Newborn Baby Care: The Preemie Life
I knew that my preemie would require special attention, so we went directly to the hospital to be admitted. Her early arrival left her battered and beaten. I was able to hold her for a short while, but her inability and lack of interest in nursing told me that she was in dire straits.
After a quick check, the NICU nurses started beating my little girl's chest, trying to help her breathe more efficiently. They then carted her off to the NICU for an undisclosed amount of time. I felt disoriented, guilty and sad. I was no longer pregnant, yet I had no baby to hold. I had to nurse, yet I had no baby to hold.
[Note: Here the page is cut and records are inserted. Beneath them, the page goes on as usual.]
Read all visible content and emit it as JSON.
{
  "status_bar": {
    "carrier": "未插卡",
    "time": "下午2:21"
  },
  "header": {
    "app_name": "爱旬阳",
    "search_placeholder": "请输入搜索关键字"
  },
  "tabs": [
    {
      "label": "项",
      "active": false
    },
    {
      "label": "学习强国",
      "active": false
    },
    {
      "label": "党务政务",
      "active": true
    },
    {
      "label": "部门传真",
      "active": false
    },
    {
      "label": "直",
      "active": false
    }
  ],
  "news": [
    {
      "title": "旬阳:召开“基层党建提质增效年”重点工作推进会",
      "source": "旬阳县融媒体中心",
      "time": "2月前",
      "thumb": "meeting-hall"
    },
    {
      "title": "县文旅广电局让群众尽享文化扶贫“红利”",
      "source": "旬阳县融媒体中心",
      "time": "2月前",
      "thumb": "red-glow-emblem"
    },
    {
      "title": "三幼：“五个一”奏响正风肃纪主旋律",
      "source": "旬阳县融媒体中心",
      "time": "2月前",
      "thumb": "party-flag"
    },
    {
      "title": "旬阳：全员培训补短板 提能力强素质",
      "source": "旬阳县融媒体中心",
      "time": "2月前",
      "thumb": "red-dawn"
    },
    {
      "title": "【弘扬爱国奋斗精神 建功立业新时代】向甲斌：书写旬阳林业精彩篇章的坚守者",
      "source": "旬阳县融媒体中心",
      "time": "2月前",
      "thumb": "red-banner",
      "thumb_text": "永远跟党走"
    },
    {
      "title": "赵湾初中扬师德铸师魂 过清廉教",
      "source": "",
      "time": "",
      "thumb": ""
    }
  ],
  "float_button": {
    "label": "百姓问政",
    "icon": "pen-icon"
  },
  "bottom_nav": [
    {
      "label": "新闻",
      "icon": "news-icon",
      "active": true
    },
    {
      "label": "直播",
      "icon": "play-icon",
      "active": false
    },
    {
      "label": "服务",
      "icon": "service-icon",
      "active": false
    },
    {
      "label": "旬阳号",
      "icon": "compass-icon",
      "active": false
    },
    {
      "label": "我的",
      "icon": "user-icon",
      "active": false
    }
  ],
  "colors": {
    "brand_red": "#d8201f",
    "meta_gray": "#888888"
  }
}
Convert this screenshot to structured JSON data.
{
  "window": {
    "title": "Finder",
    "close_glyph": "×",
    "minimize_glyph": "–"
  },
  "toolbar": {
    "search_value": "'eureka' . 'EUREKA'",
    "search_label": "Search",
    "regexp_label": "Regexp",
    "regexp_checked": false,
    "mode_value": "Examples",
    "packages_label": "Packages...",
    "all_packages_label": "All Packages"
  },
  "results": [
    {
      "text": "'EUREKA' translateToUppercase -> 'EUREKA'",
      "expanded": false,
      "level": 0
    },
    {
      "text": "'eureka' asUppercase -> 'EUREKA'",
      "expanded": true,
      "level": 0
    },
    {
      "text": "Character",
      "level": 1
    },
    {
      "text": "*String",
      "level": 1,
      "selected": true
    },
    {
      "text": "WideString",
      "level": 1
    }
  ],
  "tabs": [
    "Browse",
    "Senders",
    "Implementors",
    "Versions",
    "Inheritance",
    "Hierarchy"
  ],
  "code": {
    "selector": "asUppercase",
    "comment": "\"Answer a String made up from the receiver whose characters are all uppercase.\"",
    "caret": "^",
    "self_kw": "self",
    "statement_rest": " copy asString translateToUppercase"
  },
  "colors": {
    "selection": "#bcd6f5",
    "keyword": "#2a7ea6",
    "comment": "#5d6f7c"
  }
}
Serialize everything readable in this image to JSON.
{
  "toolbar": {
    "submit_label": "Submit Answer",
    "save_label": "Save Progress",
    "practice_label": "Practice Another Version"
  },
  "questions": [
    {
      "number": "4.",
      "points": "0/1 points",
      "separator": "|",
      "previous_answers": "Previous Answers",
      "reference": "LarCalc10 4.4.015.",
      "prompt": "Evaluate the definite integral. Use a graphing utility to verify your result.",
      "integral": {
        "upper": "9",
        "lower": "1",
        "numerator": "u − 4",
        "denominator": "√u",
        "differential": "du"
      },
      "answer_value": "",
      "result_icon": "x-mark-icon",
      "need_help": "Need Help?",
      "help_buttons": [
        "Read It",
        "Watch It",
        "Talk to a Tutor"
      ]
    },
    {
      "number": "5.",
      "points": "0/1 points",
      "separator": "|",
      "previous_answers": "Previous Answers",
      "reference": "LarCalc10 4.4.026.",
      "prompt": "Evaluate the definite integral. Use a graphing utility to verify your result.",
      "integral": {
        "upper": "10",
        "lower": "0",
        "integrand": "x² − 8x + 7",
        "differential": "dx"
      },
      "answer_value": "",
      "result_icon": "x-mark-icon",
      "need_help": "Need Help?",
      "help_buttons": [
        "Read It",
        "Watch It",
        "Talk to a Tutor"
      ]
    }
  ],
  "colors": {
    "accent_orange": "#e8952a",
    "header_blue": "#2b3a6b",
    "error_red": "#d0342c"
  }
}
I had the crib, yet I had no baby to hold.
I was given a breast pump with strict instructions to pump 6-8 times per day in order to offer my little girl the best start in life. So I did.
The next morning, I was called down to the NICU. They had already taken X-rays and performed many procedures. I had no idea that they could do this without informing you. I couldn't recognize my baby. She was a limp, purply-yellow baby with an IV, a heart monitor, oxygen monitor and breathing monitor. The plates in her skull had not come together like a term baby either. She was placed on a ventilator shortly thereafter. I was not allowed to touch my baby—it was too stressful. I could not mother my child in her moment of greatest need.
A few days later, as I sat with my little girl, I witnessed one of the many procedures that she endured. They pulled out restraints—the size of a small riboon—and strapped the baby down. The baby cried as it was poked and prodded. Small wonder that my little girl is still afraid of having her legs pulled straight, as if for a blood draw.
I grew to hate those lifesaving monitors. They told the nurses when she wasn't flourishing. I wanted her to be well so much—but the monitors would tell a different story.
All in all, my little girl spent 10 long days in the NICU. I would return home between her feedings to find god-knows-who swept, vacuumed, put dinner on the table and cared for my child. Thank you to the angels in my life.
My peanut is still tiny, only in the second percentile for weight. I know what everyone else saw when they entered the NICU—but I only saw my beautiful child.
The pang of regret I have is that I could not keep her safe longer. And the regret eats at me each time someone asks, "What did you do?" or "How did you cause this?" Those are perhaps the most callous reminders of how harsh humanity can be. That being said, thank god for the NICU nurses and their newborn baby care expertise and saving my preemie's life.